Entrò nella casetta, accostò la porta, accese la luce e si portò immediatamente la mano all’inguine. I jeans erano troppo rigidi. Li slacciò, infilò le dita sotto le mutandine e trovò l’umidità che si aspettava. Si portò la mano alle labbra e se le inumidì del suo umore. Riscese con le dita e cominciò, come si dice nei racconti erotici, a titillare il clitoride. “Titillare”, che verbo strano, le pareva una via di mezzo tra un suono di campanella e un gioco da bambini.
Il caldo in quella bara di lamiera era insopportabile, stille di sudore la avvolgevano. Nessuno l’avrebbe vista. Decise di togliere i jeans, poi le mutandine. Si accovacciò per eseguire al meglio il suo compito. Allargò le gambe il più possibile e inserì due delle sue dita affusolate nel suo sesso. Un rumore liquido accompagnava il suo sforzo di arrivare all’orgasmo e di liberarsi del suo demone che in quel momento la stava possedendo. Era scomoda e affaticata. Liberò il tavolo dagli attrezzi che vi erano abbandonati e si distese. Le gambe allargate verso il retro della casetta si appoggiarono sul ruvido legno e Giada ebbe un brivido. Ripartì a massaggiare alternativamente il piccolo bottoncino alla confluenza delle due grandi labbra e il loro interno.
Ci sono donne che preferiscono l’orgasmo clitorideo, altre il vaginale. Giada non si faceva mancare nulla, aveva provato entrambi e venerava sia l’uno sia l’altro. Le davano sensazioni diverse ma entrambe la soddisfacevano. Sentì qualcosa che si avvicinava, una sensazione conosciuta ma non per questo meno desiderabile. Accelerò il movimento. La sua vagina si deformava ora a destra ora a sinistra mossa dalle abili dita della donna.
Prese una decisione. Clitorideo. Si umettò le dita di saliva perché potessero scivolare meglio sul suo sesso, chiuse gli occhi e si addentrò nella selva da cui sarebbe uscita spossata e soddisfatta. Il mondo esterno non esisteva più c’erano solo le sue dita e quell’odore di maschio che la aveva ispirata.
Le sembrava di sentirlo ancora.
Lei adorava gli odori, quando appagava con la bocca il suo ragazzo o un partner occasionale si beava del profumo delle parti intime del maschio. Un odore acido che spesso la costringeva a allungare la mano sulla sua vagina pulsante mentre aveva le labbra piene del sesso di lui.
Stava per arrivare.
Un lieve formicolio le si sparse per il corpo. Si conosceva bene, pochi minuti e sarebbe stata in grado di uscire da lì sudatissima e odorante di sesso. Sperò di non incontrare nessuno. Ecco, sentiva l’orgasmo salire. Pochi secondi.

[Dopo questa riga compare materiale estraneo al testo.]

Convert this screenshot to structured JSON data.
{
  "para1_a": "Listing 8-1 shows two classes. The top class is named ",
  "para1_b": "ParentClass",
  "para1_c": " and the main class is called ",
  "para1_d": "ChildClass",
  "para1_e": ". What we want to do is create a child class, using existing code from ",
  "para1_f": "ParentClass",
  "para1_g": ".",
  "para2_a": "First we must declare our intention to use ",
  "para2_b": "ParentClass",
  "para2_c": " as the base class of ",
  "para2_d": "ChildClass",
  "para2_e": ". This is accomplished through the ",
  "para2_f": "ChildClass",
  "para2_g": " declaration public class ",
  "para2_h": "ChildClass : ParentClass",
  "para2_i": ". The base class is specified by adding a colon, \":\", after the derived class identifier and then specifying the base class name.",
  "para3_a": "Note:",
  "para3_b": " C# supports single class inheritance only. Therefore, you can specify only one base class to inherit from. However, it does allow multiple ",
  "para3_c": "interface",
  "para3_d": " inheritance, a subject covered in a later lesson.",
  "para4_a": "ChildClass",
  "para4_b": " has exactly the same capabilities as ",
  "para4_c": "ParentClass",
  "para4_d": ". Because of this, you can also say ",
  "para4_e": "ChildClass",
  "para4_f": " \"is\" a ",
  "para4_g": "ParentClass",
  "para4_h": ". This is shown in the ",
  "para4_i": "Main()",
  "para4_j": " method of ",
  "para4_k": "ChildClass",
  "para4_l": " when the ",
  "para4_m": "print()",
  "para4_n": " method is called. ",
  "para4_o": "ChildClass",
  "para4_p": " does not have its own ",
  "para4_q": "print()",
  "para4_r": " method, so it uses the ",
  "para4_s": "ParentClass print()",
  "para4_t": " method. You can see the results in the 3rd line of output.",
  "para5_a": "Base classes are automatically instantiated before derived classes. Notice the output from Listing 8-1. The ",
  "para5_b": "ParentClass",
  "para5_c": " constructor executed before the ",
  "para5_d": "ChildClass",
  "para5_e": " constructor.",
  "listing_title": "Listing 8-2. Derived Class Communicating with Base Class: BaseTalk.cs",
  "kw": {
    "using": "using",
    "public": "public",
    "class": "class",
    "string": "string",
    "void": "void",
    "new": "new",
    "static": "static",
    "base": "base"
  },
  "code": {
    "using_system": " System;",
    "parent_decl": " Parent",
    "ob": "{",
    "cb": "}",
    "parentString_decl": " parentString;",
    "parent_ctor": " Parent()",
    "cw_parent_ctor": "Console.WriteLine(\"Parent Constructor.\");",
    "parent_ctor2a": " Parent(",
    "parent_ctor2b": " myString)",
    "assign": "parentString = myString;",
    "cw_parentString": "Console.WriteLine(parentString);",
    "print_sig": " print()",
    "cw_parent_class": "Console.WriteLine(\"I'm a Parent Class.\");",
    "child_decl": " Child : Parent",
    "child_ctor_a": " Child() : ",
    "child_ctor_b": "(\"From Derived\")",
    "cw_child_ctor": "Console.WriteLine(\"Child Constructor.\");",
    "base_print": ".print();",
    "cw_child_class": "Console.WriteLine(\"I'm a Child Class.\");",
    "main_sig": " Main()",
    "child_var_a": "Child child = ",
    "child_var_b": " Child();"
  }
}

A occhi chiusi s’immaginò in un bosco mentre correva nuda, una sensazione di calore la avvolgeva.
Eccolo.
Fece un gemito poi lo soffocò il più possibile. Le dita impazzite strofinavano senza sosta il clitoride che ormai le bruciava. Tutti i sensi fecero una pausa per godersi quei pochi secondi di paradiso. Vide gli alberi, il fiume, la pioggia che le bagnava il viso. Il respiro affannoso cominciò a calare, i sensi che la avevano abbandonata tornarono con calma a fare il loro lavoro.
Le palpebre, serrate fino a quel momento, si riaprirono lentamente ma lei fece fatica a decodificare la visione che le apparve. Il cervello cominciò a elaborare e capì.
Le sovrastava il viso un membro maschile che, dopo avere rovesciato su di lei quello che le era parsa una tiepida pioggerellina primaverile, stava abbandonando la posizione eretta per seguire la forza di gravitĂ  e voltarsi verso il basso.
Attaccato a quel pene c’era il capocantiere, nudo dalla vita in giù, con un viso decisamente soddisfatto.